ETHW bear put spread positions are structurally moderately bearish; the modeled P&L assumes European-style exercise at expiration and ignores early assignment, transaction costs, dividends paid before expiry on the stock leg (when present), and the bid-ask spread on the listed chain. ETHW positions also carry Financial Services sector concentration risk; news flow inside the sector (peer earnings, regulatory shifts, supply-chain headlines) can move ETHW alongside the broader basket even when ETHW-specific fundamentals are unchanged. Long-premium structures like a bear put spread on ETHW are particularly exposed to IV-crush risk through scheduled events (earnings, FDA decisions, central-bank meetings) where IV typically contracts post-event regardless of the directional outcome. Always rebuild the position from current ETHW chain quotes before placing a trade.
Frequently asked questions
- What is a bear put spread on ETHW?
- A bear put spread on ETHW is the bear put spread strategy applied to ETHW (etf). The strategy is structurally moderately bearish: A bear put spread buys an at-the-money put and sells an out-of-the-money put at a lower strike for defined risk and defined reward bounded by the strike width. With ETHW etf trading near $11.27, the strikes shown on this page are snapped to the nearest listed ETHW chain strike and the premiums come straight from the end-of-day bid/ask midpoint.
- How are ETHW bear put spread max profit and max loss calculated?

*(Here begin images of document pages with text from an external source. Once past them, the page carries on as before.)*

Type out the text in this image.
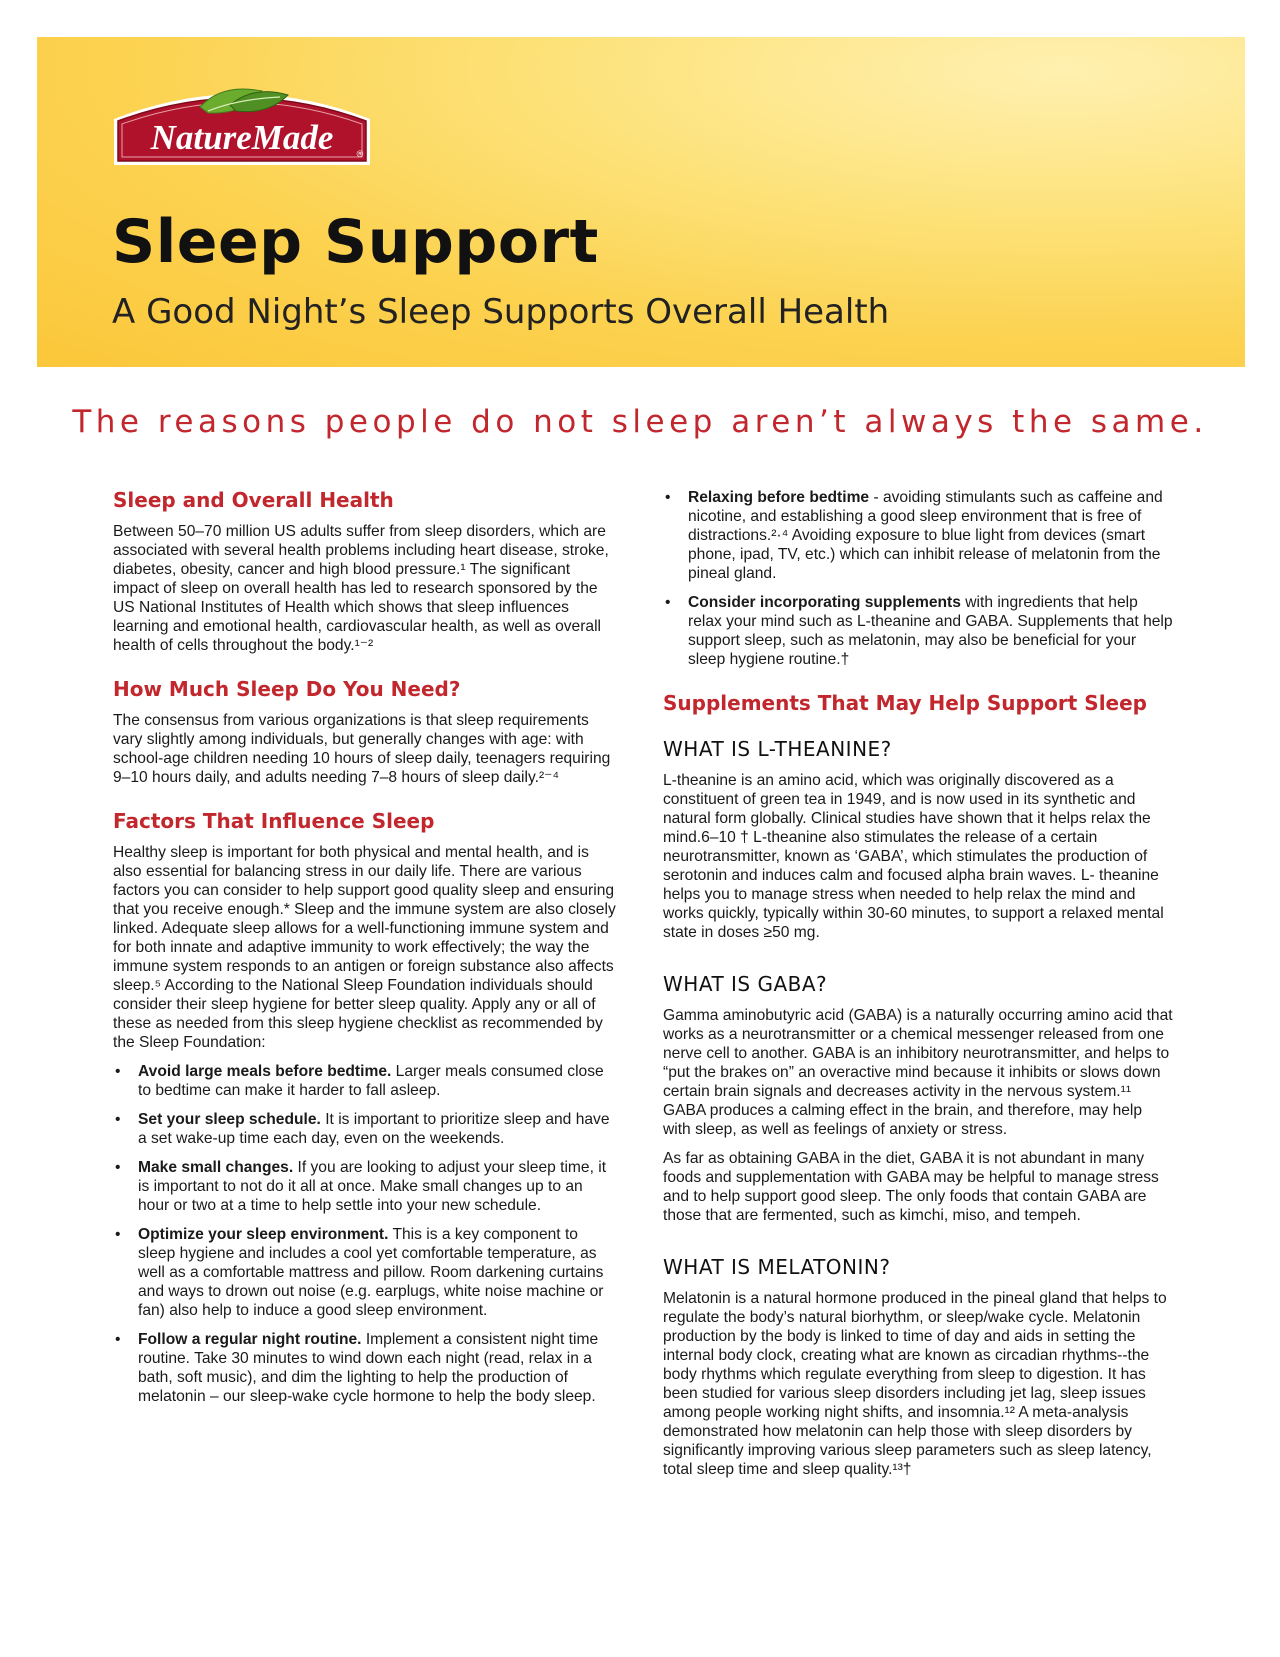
NatureMade	®
Sleep Support
A Good Night’s Sleep Supports Overall Health

The reasons people do not sleep aren’t always the same.

Sleep and Overall Health

Between 50–70 million US adults suffer from sleep disorders, which are associated with several health problems including heart disease, stroke, diabetes, obesity, cancer and high blood pressure.¹ The significant impact of sleep on overall health has led to research sponsored by the US National Institutes of Health which shows that sleep influences learning and emotional health, cardiovascular health, as well as overall health of cells throughout the body.¹⁻²

How Much Sleep Do You Need?

The consensus from various organizations is that sleep requirements vary slightly among individuals, but generally changes with age: with school-age children needing 10 hours of sleep daily, teenagers requiring 9–10 hours daily, and adults needing 7–8 hours of sleep daily.²⁻⁴

Factors That Influence Sleep

Healthy sleep is important for both physical and mental health, and is also essential for balancing stress in our daily life. There are various factors you can consider to help support good quality sleep and ensuring that you receive enough.* Sleep and the immune system are also closely linked. Adequate sleep allows for a well-functioning immune system and for both innate and adaptive immunity to work effectively; the way the immune system responds to an antigen or foreign substance also affects sleep.⁵ According to the National Sleep Foundation individuals should consider their sleep hygiene for better sleep quality. Apply any or all of these as needed from this sleep hygiene checklist as recommended by the Sleep Foundation:

• Avoid large meals before bedtime. Larger meals consumed close to bedtime can make it harder to fall asleep.
• Set your sleep schedule. It is important to prioritize sleep and have a set wake-up time each day, even on the weekends.
• Make small changes. If you are looking to adjust your sleep time, it is important to not do it all at once. Make small changes up to an hour or two at a time to help settle into your new schedule.
• Optimize your sleep environment. This is a key component to sleep hygiene and includes a cool yet comfortable temperature, as well as a comfortable mattress and pillow. Room darkening curtains and ways to drown out noise (e.g. earplugs, white noise machine or fan) also help to induce a good sleep environment.
• Follow a regular night routine. Implement a consistent night time routine. Take 30 minutes to wind down each night (read, relax in a bath, soft music), and dim the lighting to help the production of melatonin – our sleep-wake cycle hormone to help the body sleep.
• Relaxing before bedtime - avoiding stimulants such as caffeine and nicotine, and establishing a good sleep environment that is free of distractions.²·⁴ Avoiding exposure to blue light from devices (smart phone, ipad, TV, etc.) which can inhibit release of melatonin from the pineal gland.
• Consider incorporating supplements with ingredients that help relax your mind such as L-theanine and GABA. Supplements that help support sleep, such as melatonin, may also be beneficial for your sleep hygiene routine.†
Supplements That May Help Support Sleep
WHAT IS L-THEANINE?

L-theanine is an amino acid, which was originally discovered as a constituent of green tea in 1949, and is now used in its synthetic and natural form globally. Clinical studies have shown that it helps relax the mind.6–10 † L-theanine also stimulates the release of a certain neurotransmitter, known as ‘GABA’, which stimulates the production of serotonin and induces calm and focused alpha brain waves. L- theanine helps you to manage stress when needed to help relax the mind and works quickly, typically within 30-60 minutes, to support a relaxed mental state in doses ≥50 mg.

WHAT IS GABA?

Gamma aminobutyric acid (GABA) is a naturally occurring amino acid that works as a neurotransmitter or a chemical messenger released from one nerve cell to another. GABA is an inhibitory neurotransmitter, and helps to “put the brakes on” an overactive mind because it inhibits or slows down certain brain signals and decreases activity in the nervous system.¹¹ GABA produces a calming effect in the brain, and therefore, may help with sleep, as well as feelings of anxiety or stress.

As far as obtaining GABA in the diet, GABA it is not abundant in many foods and supplementation with GABA may be helpful to manage stress and to help support good sleep. The only foods that contain GABA are those that are fermented, such as kimchi, miso, and tempeh.

WHAT IS MELATONIN?

Melatonin is a natural hormone produced in the pineal gland that helps to regulate the body’s natural biorhythm, or sleep/wake cycle. Melatonin production by the body is linked to time of day and aids in setting the internal body clock, creating what are known as circadian rhythms--the body rhythms which regulate everything from sleep to digestion. It has been studied for various sleep disorders including jet lag, sleep issues among people working night shifts, and insomnia.¹² A meta-analysis demonstrated how melatonin can help those with sleep disorders by significantly improving various sleep parameters such as sleep latency, total sleep time and sleep quality.¹³†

- Max profit equals strike width minus net debit times 100; max loss equals net debit times 100. Breakeven is long-put strike minus net debit. For the ETHW bear put spread priced from the end-of-day chain at a 30-day expiry (ATM IV 420.40%), the computed maximum profit is $0.00 per contract and the computed maximum loss is $0.00 per contract. Live intraday quotes will differ as the chain moves through the trading session.
- What is the breakeven for a ETHW bear put spread?
- The breakeven for the ETHW bear put spread priced on this page is no defined breakeven on the modeled curve at expiration, derived from end-of-day chain premiums. Breakeven is the underlying price at which the strategy's P&L crosses zero ignoring transaction costs and assignment risk. The current ETHW market-implied 1-standard-deviation expected move is approximately 120.52%; if the move sits well outside the breakeven distance, the structure's risk-reward becomes correspondingly tighter.
- When should you consider a bear put spread on ETHW?
- Bear put spreads on ETHW reduce the cost of a bearish ETHW etf position by selling a lower-strike put; suited to moderate-decline theses where price reaches but does not vastly exceed the short strike.
- How does current ETHW implied volatility affect this bear put spread?
- ETHW ATM IV is at 420.40% with IV rank near 88.89%, which is elevated relative to its 1-year range. Premium-selling structures (covered call, cash-secured put, iron condor) generally look more attractive when IV rank is high; premium-buying structures (long call, long put, debit spreads) are more expensive in that regime.